Update – October 2017

I moved in to Homes of Hope’s Wythenshawe home a year ago after becoming homeless and sleeping rough in Salford when I failed to complete a masters degree due to problems with addiction and mental health that I had not successfully addressed. It has been a busy and life changing year for me. Whilst here I have been able to complete a reduction (RAMP) and detox programme, 5 months community rehabilitation (DEAP), delivered a workshop in a local primary school (LAB project), courses in health and social care, counselling, social and employment skills (Focus & Fly), regularly attended twelve step mutual aid groups and started volunteering with an addiction treatment service.

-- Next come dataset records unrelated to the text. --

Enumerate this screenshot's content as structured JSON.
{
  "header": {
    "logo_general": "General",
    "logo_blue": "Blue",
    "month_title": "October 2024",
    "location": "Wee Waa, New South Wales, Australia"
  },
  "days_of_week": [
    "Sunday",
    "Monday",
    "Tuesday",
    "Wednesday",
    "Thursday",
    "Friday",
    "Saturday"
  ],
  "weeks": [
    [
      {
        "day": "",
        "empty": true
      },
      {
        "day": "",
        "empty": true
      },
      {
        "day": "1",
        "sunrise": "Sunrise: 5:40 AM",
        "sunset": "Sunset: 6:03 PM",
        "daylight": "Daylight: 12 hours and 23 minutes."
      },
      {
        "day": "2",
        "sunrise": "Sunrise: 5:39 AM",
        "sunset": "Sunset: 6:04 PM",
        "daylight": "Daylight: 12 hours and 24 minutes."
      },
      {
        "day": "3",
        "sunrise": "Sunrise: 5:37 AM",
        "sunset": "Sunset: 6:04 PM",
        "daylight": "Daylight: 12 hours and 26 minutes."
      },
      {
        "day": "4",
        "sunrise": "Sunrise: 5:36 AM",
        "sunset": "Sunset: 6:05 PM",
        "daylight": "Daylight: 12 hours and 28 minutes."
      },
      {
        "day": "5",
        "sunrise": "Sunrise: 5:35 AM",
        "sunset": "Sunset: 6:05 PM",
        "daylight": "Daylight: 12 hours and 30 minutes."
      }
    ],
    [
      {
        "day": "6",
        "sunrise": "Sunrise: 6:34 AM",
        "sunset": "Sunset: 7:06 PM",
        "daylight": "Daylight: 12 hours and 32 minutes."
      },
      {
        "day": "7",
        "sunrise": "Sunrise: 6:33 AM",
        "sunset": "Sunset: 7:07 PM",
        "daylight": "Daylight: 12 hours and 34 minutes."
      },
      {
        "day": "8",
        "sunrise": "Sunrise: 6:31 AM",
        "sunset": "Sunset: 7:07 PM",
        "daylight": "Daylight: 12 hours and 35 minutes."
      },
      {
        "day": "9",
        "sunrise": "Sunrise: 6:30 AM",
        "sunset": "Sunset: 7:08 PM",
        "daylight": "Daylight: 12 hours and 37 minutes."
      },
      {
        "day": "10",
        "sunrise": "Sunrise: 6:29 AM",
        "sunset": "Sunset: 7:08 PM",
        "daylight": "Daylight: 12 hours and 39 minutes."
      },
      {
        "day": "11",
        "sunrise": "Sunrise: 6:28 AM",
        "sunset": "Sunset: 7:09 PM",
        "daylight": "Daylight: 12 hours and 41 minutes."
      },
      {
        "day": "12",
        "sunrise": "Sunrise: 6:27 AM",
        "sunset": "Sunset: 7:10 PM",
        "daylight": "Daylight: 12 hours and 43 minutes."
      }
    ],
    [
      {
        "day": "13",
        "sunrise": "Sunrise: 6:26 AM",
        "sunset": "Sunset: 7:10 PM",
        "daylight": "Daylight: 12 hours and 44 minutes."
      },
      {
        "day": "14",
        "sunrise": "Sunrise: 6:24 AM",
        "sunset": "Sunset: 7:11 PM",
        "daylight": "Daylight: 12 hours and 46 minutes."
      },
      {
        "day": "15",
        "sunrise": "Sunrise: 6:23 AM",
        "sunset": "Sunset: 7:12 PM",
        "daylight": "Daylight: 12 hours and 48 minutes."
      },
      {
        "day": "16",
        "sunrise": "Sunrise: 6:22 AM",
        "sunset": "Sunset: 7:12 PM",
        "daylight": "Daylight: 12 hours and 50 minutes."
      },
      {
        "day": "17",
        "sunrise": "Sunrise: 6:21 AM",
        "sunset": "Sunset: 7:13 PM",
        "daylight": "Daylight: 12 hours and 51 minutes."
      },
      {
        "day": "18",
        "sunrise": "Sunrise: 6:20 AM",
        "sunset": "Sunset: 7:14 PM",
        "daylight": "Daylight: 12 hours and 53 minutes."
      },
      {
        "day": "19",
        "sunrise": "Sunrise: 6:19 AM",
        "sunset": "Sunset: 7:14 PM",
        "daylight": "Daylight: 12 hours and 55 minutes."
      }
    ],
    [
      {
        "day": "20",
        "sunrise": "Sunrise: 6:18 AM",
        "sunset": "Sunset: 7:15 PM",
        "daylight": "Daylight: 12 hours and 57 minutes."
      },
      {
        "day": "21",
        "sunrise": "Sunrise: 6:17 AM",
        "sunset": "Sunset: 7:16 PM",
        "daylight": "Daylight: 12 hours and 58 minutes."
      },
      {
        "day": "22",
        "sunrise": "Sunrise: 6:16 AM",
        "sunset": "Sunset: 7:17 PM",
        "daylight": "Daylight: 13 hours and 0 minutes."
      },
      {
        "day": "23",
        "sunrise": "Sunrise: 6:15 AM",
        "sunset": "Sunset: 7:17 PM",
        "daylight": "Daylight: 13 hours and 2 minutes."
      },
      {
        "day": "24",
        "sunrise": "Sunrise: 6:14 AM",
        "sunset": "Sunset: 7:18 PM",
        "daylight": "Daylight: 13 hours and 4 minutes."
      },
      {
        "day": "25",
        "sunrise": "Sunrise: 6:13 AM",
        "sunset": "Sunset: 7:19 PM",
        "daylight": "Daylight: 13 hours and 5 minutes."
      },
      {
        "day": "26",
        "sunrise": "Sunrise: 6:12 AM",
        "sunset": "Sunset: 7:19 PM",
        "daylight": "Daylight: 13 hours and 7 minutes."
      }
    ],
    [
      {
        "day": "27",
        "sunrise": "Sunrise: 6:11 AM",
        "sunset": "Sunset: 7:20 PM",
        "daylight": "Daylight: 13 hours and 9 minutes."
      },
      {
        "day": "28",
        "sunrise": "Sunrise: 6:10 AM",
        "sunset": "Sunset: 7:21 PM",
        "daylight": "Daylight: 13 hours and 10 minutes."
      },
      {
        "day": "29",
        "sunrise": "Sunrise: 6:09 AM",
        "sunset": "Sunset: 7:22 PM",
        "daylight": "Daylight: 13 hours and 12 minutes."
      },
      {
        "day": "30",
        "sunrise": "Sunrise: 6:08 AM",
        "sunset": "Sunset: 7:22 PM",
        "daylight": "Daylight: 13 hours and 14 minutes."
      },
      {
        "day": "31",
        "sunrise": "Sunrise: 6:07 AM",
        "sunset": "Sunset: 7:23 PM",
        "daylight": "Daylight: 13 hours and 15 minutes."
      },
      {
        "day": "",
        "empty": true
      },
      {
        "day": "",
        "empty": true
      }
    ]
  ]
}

I have been able to regrow my family relationships, build a network of new friends in recovery and walk my sister down the aisle at her wedding. I can now start to get my confidence back and feel hopeful for the future. I have been able to get active in the local community and attend weekly exercise groups and Wythenshawe ParkRun every Saturday. Living in this Homes of Hope home has allowed me to do all these things.

A year ago I would break a sweat going to the local shops, since living here I have been able to run in a 10k and now enter the Manchester Half Marathon – the longest distance I will have travelled by foot!